We are reminded of the promise of resurrection.
“But we do not want you to be uninformed, brothers, about those who are asleep, that you may not grieve as others do who have no hope. For since we believe that Jesus died and rose again, even so, through Jesus, God will bring with him those who have fallen asleep.” 1Thess 4:13&14 It was in reflecting on this truth that I realized that I need not grieve for my son, I needed to grieve for me. Silas has been given the gift of resurrection, free from a life marred by sin. He was lacking for nothing and already in the presence of our perfect Father. It was me, who was feeling the pain of loss. This allowed me to release him to the Father and to thank Him for blessing my son with new life.

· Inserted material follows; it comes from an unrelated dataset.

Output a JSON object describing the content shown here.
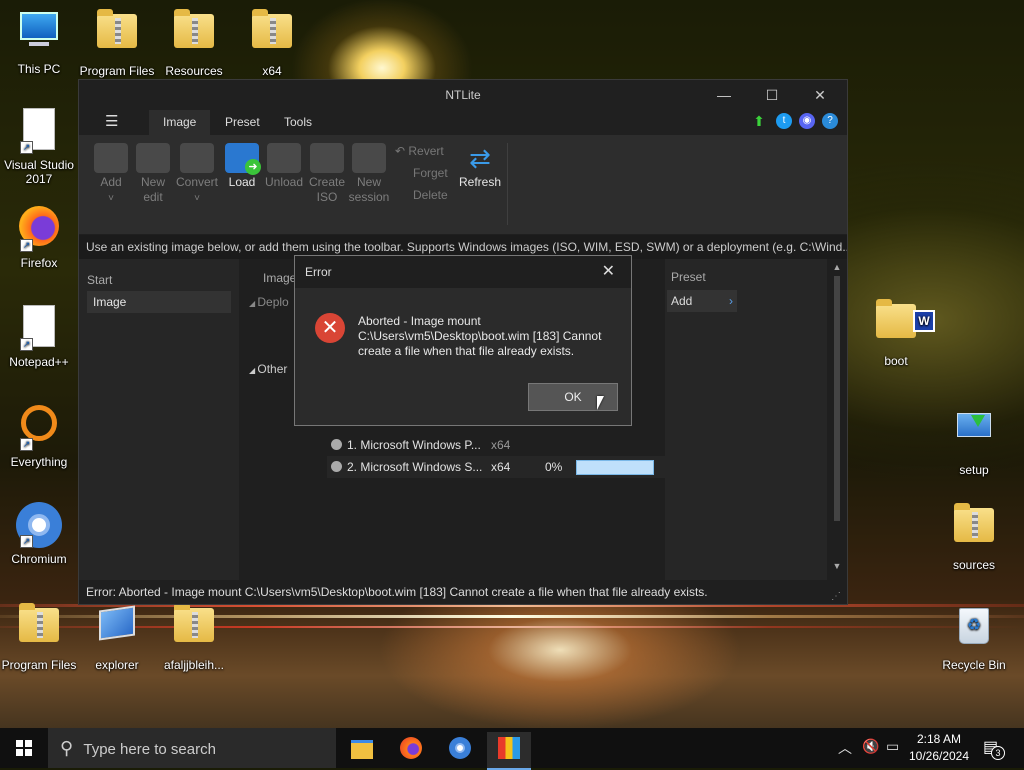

We are reminded that we will be re-united with those whom we have lost.
Our separation is momentary. It is not forever. On the contrary, our reunion will be! I continually find myself returning here as I long to see and know my son. “For if we have been united with him in a death like his, we shall certainly be united with him in a resurrection like his.” Rom 6:6
We will be a blessing to our cities by grieving well.
It is the Church that should offer a way of healing and salvation for our grieving world. It has the message and presence of Jesus; the only one who has what is necessary to handle and heal their pain, sorrow and loss and lead them by the heart into hope for a new life. The Church must become like her saviour; able to walk with the broken hearted.
This year as I felt the cold coming, it was not the bad memories that overwhelmed me but His past faithfulness and gentle invitation into more healing.
This is the heart of All Saints & All Souls Day.
My prayer tonight is that all saints & souls would know this comfort.